1 Co 15:45, And so it is written, “The first man Adam became a living being.” The last Adam became a life-giving spirit.
Adam is the only person in the Old Testament that is referred to as a “type” of Christ in the New Testament. Christ replaces Adam as the archetype and representation of those who come to know Him.
Adam was a parallel by contrast to Jesus. Both Adam and Jesus began an epoch. Their actions launch the character of each epoch. As all humanity was “in Adam,” so those who trust Christ’s salvation are “in Christ.” Adam was a “type” of Christ; he corresponded in some sense to Jesus. He prefigured the ultimate Federal Representative of Christ. Both Adam and Christ became heads representing bodies of people. That is the similarity, but Paul will continue to argue the dissimilarities between them later in this section of Romans.
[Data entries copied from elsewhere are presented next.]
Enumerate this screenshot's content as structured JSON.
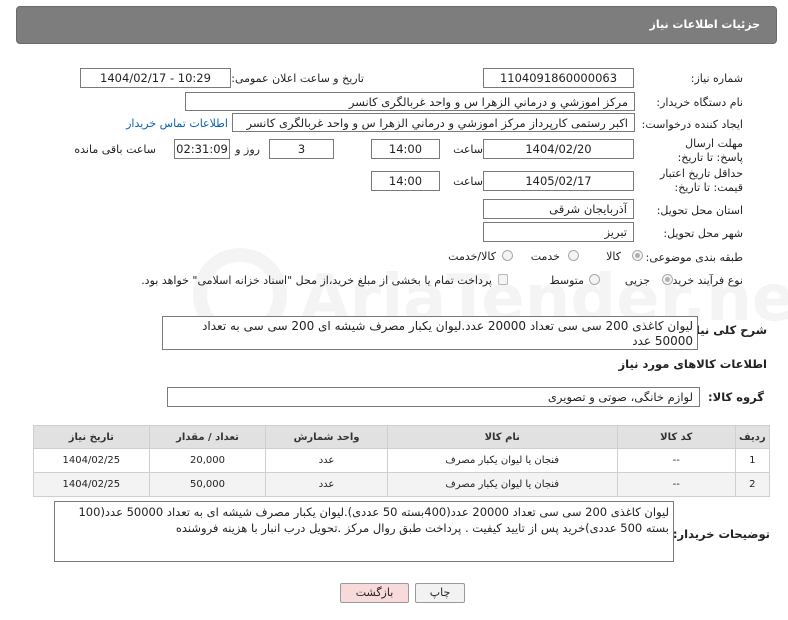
{
  "header": {
    "title": "جزئیات اطلاعات نیاز"
  },
  "fields": {
    "need_number_label": "شماره نیاز:",
    "need_number": "1104091860000063",
    "announce_label": "تاریخ و ساعت اعلان عمومی:",
    "announce_value": "1404/02/17 - 10:29",
    "buyer_org_label": "نام دستگاه خریدار:",
    "buyer_org": "مرکز اموزشي و درماني الزهرا س  و واحد غربالگری کانسر",
    "requester_label": "ایجاد کننده درخواست:",
    "requester": "اکبر رستمی کارپرداز مرکز اموزشي و درماني الزهرا س  و واحد غربالگری کانسر",
    "buyer_contact_link": "اطلاعات تماس خریدار",
    "deadline_label": "مهلت ارسال پاسخ: تا تاریخ:",
    "deadline_date": "1404/02/20",
    "time_label": "ساعت",
    "deadline_time": "14:00",
    "days_value": "3",
    "days_label": "روز و",
    "remaining_value": "02:31:09",
    "remaining_label": "ساعت باقی مانده",
    "price_validity_label": "حداقل تاریخ اعتبار قیمت: تا تاریخ:",
    "price_validity_date": "1405/02/17",
    "price_validity_time": "14:00",
    "province_label": "استان محل تحویل:",
    "province": "آذربایجان شرقی",
    "city_label": "شهر محل تحویل:",
    "city": "تبریز",
    "category_label": "طبقه بندی موضوعی:",
    "category_options": [
      "کالا",
      "خدمت",
      "کالا/خدمت"
    ],
    "category_selected": "کالا",
    "process_label": "نوع فرآیند خرید :",
    "process_options": [
      "جزیی",
      "متوسط"
    ],
    "process_selected": "جزیی",
    "payment_note": "پرداخت تمام یا بخشی از مبلغ خرید،از محل \"اسناد خزانه اسلامی\" خواهد بود."
  },
  "description": {
    "label": "شرح کلی نیاز:",
    "text": "لیوان کاغذی 200 سی سی تعداد 20000 عدد.لیوان یکبار مصرف شیشه ای 200 سی سی به تعداد 50000 عدد"
  },
  "goods_section": {
    "title": "اطلاعات کالاهای مورد نیاز",
    "group_label": "گروه کالا:",
    "group_value": "لوازم خانگی، صوتی و تصویری"
  },
  "table": {
    "headers": [
      "ردیف",
      "کد کالا",
      "نام کالا",
      "واحد شمارش",
      "تعداد / مقدار",
      "تاریخ نیاز"
    ],
    "rows": [
      [
        "1",
        "--",
        "فنجان یا لیوان یکبار مصرف",
        "عدد",
        "20,000",
        "1404/02/25"
      ],
      [
        "2",
        "--",
        "فنجان یا لیوان یکبار مصرف",
        "عدد",
        "50,000",
        "1404/02/25"
      ]
    ]
  },
  "buyer_notes": {
    "label": "توضیحات خریدار:",
    "text": "لیوان کاغذی 200 سی سی تعداد 20000 عدد(400بسته 50 عددی).لیوان یکبار مصرف شیشه ای به تعداد 50000 عدد(100 بسته 500 عددی)خرید پس از تایید کیفیت . پرداخت طبق روال مرکز .تحویل درب انبار با هزینه فروشنده"
  },
  "buttons": {
    "print": "چاپ",
    "back": "بازگشت"
  },
  "watermark": "AriaTender.neT",
  "colors": {
    "header_bg": "#7d7d7d",
    "link": "#0a5fb4",
    "back_button_bg": "#f8dada",
    "table_header_bg": "#e1e1e1"
  }
}
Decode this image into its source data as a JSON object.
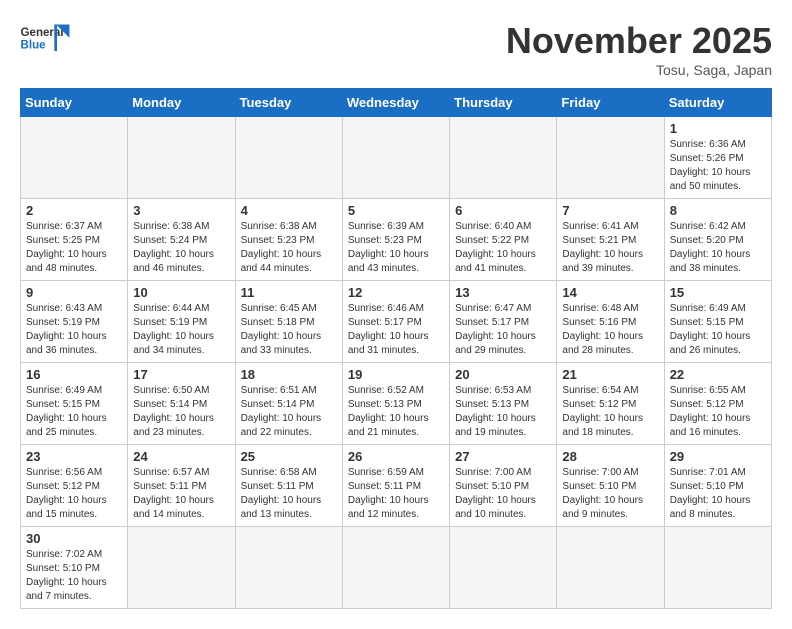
{
  "header": {
    "logo_general": "General",
    "logo_blue": "Blue",
    "month_title": "November 2025",
    "subtitle": "Tosu, Saga, Japan"
  },
  "days_of_week": [
    "Sunday",
    "Monday",
    "Tuesday",
    "Wednesday",
    "Thursday",
    "Friday",
    "Saturday"
  ],
  "weeks": [
    [
      {
        "day": "",
        "info": ""
      },
      {
        "day": "",
        "info": ""
      },
      {
        "day": "",
        "info": ""
      },
      {
        "day": "",
        "info": ""
      },
      {
        "day": "",
        "info": ""
      },
      {
        "day": "",
        "info": ""
      },
      {
        "day": "1",
        "info": "Sunrise: 6:36 AM\nSunset: 5:26 PM\nDaylight: 10 hours and 50 minutes."
      }
    ],
    [
      {
        "day": "2",
        "info": "Sunrise: 6:37 AM\nSunset: 5:25 PM\nDaylight: 10 hours and 48 minutes."
      },
      {
        "day": "3",
        "info": "Sunrise: 6:38 AM\nSunset: 5:24 PM\nDaylight: 10 hours and 46 minutes."
      },
      {
        "day": "4",
        "info": "Sunrise: 6:38 AM\nSunset: 5:23 PM\nDaylight: 10 hours and 44 minutes."
      },
      {
        "day": "5",
        "info": "Sunrise: 6:39 AM\nSunset: 5:23 PM\nDaylight: 10 hours and 43 minutes."
      },
      {
        "day": "6",
        "info": "Sunrise: 6:40 AM\nSunset: 5:22 PM\nDaylight: 10 hours and 41 minutes."
      },
      {
        "day": "7",
        "info": "Sunrise: 6:41 AM\nSunset: 5:21 PM\nDaylight: 10 hours and 39 minutes."
      },
      {
        "day": "8",
        "info": "Sunrise: 6:42 AM\nSunset: 5:20 PM\nDaylight: 10 hours and 38 minutes."
      }
    ],
    [
      {
        "day": "9",
        "info": "Sunrise: 6:43 AM\nSunset: 5:19 PM\nDaylight: 10 hours and 36 minutes."
      },
      {
        "day": "10",
        "info": "Sunrise: 6:44 AM\nSunset: 5:19 PM\nDaylight: 10 hours and 34 minutes."
      },
      {
        "day": "11",
        "info": "Sunrise: 6:45 AM\nSunset: 5:18 PM\nDaylight: 10 hours and 33 minutes."
      },
      {
        "day": "12",
        "info": "Sunrise: 6:46 AM\nSunset: 5:17 PM\nDaylight: 10 hours and 31 minutes."
      },
      {
        "day": "13",
        "info": "Sunrise: 6:47 AM\nSunset: 5:17 PM\nDaylight: 10 hours and 29 minutes."
      },
      {
        "day": "14",
        "info": "Sunrise: 6:48 AM\nSunset: 5:16 PM\nDaylight: 10 hours and 28 minutes."
      },
      {
        "day": "15",
        "info": "Sunrise: 6:49 AM\nSunset: 5:15 PM\nDaylight: 10 hours and 26 minutes."
      }
    ],
    [
      {
        "day": "16",
        "info": "Sunrise: 6:49 AM\nSunset: 5:15 PM\nDaylight: 10 hours and 25 minutes."
      },
      {
        "day": "17",
        "info": "Sunrise: 6:50 AM\nSunset: 5:14 PM\nDaylight: 10 hours and 23 minutes."
      },
      {
        "day": "18",
        "info": "Sunrise: 6:51 AM\nSunset: 5:14 PM\nDaylight: 10 hours and 22 minutes."
      },
      {
        "day": "19",
        "info": "Sunrise: 6:52 AM\nSunset: 5:13 PM\nDaylight: 10 hours and 21 minutes."
      },
      {
        "day": "20",
        "info": "Sunrise: 6:53 AM\nSunset: 5:13 PM\nDaylight: 10 hours and 19 minutes."
      },
      {
        "day": "21",
        "info": "Sunrise: 6:54 AM\nSunset: 5:12 PM\nDaylight: 10 hours and 18 minutes."
      },
      {
        "day": "22",
        "info": "Sunrise: 6:55 AM\nSunset: 5:12 PM\nDaylight: 10 hours and 16 minutes."
      }
    ],
    [
      {
        "day": "23",
        "info": "Sunrise: 6:56 AM\nSunset: 5:12 PM\nDaylight: 10 hours and 15 minutes."
      },
      {
        "day": "24",
        "info": "Sunrise: 6:57 AM\nSunset: 5:11 PM\nDaylight: 10 hours and 14 minutes."
      },
      {
        "day": "25",
        "info": "Sunrise: 6:58 AM\nSunset: 5:11 PM\nDaylight: 10 hours and 13 minutes."
      },
      {
        "day": "26",
        "info": "Sunrise: 6:59 AM\nSunset: 5:11 PM\nDaylight: 10 hours and 12 minutes."
      },
      {
        "day": "27",
        "info": "Sunrise: 7:00 AM\nSunset: 5:10 PM\nDaylight: 10 hours and 10 minutes."
      },
      {
        "day": "28",
        "info": "Sunrise: 7:00 AM\nSunset: 5:10 PM\nDaylight: 10 hours and 9 minutes."
      },
      {
        "day": "29",
        "info": "Sunrise: 7:01 AM\nSunset: 5:10 PM\nDaylight: 10 hours and 8 minutes."
      }
    ],
    [
      {
        "day": "30",
        "info": "Sunrise: 7:02 AM\nSunset: 5:10 PM\nDaylight: 10 hours and 7 minutes."
      },
      {
        "day": "",
        "info": ""
      },
      {
        "day": "",
        "info": ""
      },
      {
        "day": "",
        "info": ""
      },
      {
        "day": "",
        "info": ""
      },
      {
        "day": "",
        "info": ""
      },
      {
        "day": "",
        "info": ""
      }
    ]
  ]
}
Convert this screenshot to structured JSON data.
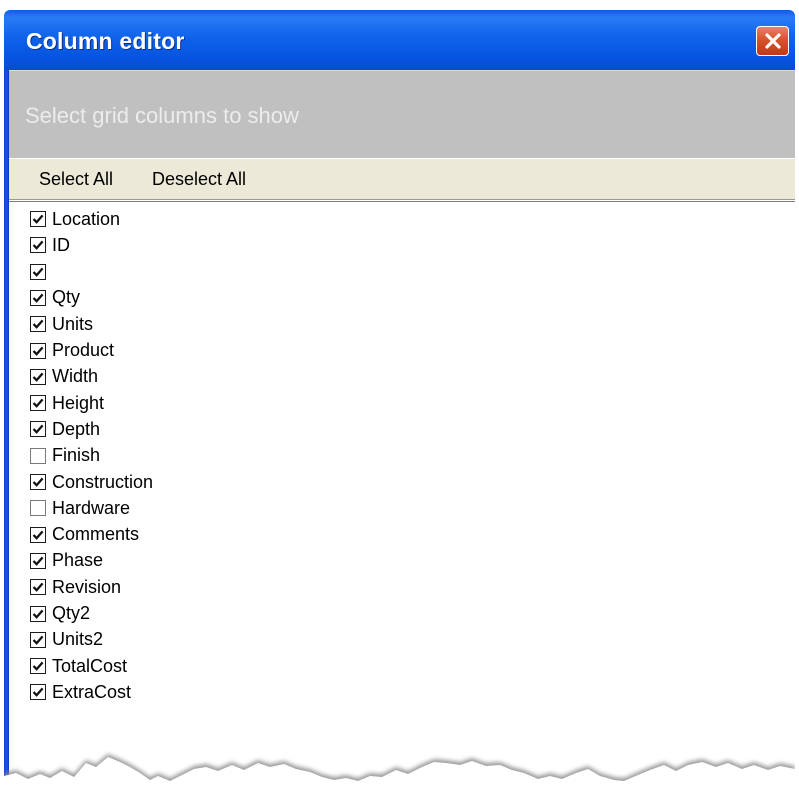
{
  "window": {
    "title": "Column editor",
    "close_icon": "close-icon"
  },
  "header": {
    "text": "Select grid columns to show"
  },
  "toolbar": {
    "select_all_label": "Select All",
    "deselect_all_label": "Deselect All"
  },
  "columns": {
    "items": [
      {
        "label": "Location",
        "checked": true
      },
      {
        "label": "ID",
        "checked": true
      },
      {
        "label": "",
        "checked": true
      },
      {
        "label": "Qty",
        "checked": true
      },
      {
        "label": "Units",
        "checked": true
      },
      {
        "label": "Product",
        "checked": true
      },
      {
        "label": "Width",
        "checked": true
      },
      {
        "label": "Height",
        "checked": true
      },
      {
        "label": "Depth",
        "checked": true
      },
      {
        "label": "Finish",
        "checked": false
      },
      {
        "label": "Construction",
        "checked": true
      },
      {
        "label": "Hardware",
        "checked": false
      },
      {
        "label": "Comments",
        "checked": true
      },
      {
        "label": "Phase",
        "checked": true
      },
      {
        "label": "Revision",
        "checked": true
      },
      {
        "label": "Qty2",
        "checked": true
      },
      {
        "label": "Units2",
        "checked": true
      },
      {
        "label": "TotalCost",
        "checked": true
      },
      {
        "label": "ExtraCost",
        "checked": true
      }
    ]
  },
  "colors": {
    "titlebar": "#0a5ddf",
    "header_band": "#c0c0c0",
    "toolbar": "#ece9d8",
    "close_button": "#d8522d"
  }
}
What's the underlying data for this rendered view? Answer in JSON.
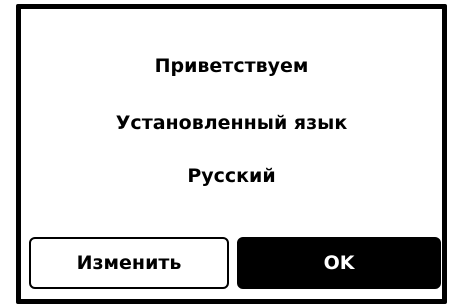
{
  "dialog": {
    "welcome": "Приветствуем",
    "language_label": "Установленный язык",
    "language_value": "Русский"
  },
  "buttons": {
    "change_label": "Изменить",
    "ok_label": "OK"
  },
  "colors": {
    "background": "#ffffff",
    "border": "#000000",
    "primary_button_bg": "#000000",
    "primary_button_text": "#ffffff"
  }
}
1 Co 15:22, For as in Adam all die, even so in Christ all shall be made alive.
Just as Adam was the one man who performed a single act that affected the entire world, so also Christ was one man whose one act affected all humanity. Adam was a type because as he caused death that came upon all by his sin, so Christ procured righteousness independently by the cross for those who trust that work on the cross.
The Greek word “type” means pattern. Literally the idea was to strike something; a type was an impression made by a blow. It came to mean counterpart. There is a designed resemblance between Adam and Christ; the one prefigures and other commemorates. There is a similarity between the two—they were both heads of their representative peoples (federal heads). The sin of one was reason for condemnation, and the righteousness of the other is the reason for justification. Verses 15 to 17 will show the specific ways by which the comparison holds.
PRINCIPLE:
All mankind is connected to Adam by a bond that cannot be broken.
APPLICATION:
Federal headship of Adam, not personal sins, is at issue in this verse. Although the Mosaic law had not yet arrived to convict man of personal sin, both physical and spiritual death reigned in the period between Adam and Moses. The Mosaic law imputed personal sins to man. Federal headship of Adam includes the period from Adam to Moses. This includes all who sinned in the same manner as Adam. As a federal head, Adam represented all mankind who inherited his sin genetically. This is the idea of “according to the likeness of Adam’s transgression.”
Similarly, Jesus Christ is the federal head of all those who come to believe on Him. All die in the first Adam because of the imputation of his sin into the human race; those who believe in Christ receive the imputation of God’s righteousness. The issue is to whom are we related. If we are related only to Adam, we have only imputed sin. Every believer by his relation to Christ has the imputed righteousness of God. God appointed Adam to represent all mankind; God appointed Jesus Christ to represent those who believe on Him.
Death entered the world through one man’s sin (not the sin of many). Adam acted for the whole race in this. God instituted the unity of the human race in Adam. This was God’s action, not ours. We had no part in choosing Adam as our representative.
Adam disobeyed a specific command (Ge 2:17) and thus committed a transgression which his descendants did not do until God later gave specific commands. Even so, all sinned with Adam and received death; death proved all sinned in Adam.
As our federal head, we stand or fall in Adam. The one stands for the many. That is true in the Christian relationship to Christ as well. Our Lord stands as our Federal Head representing us as forgiven before God. Any defiled by the stream that comes from Adam can be set right by the stream that comes from Christ.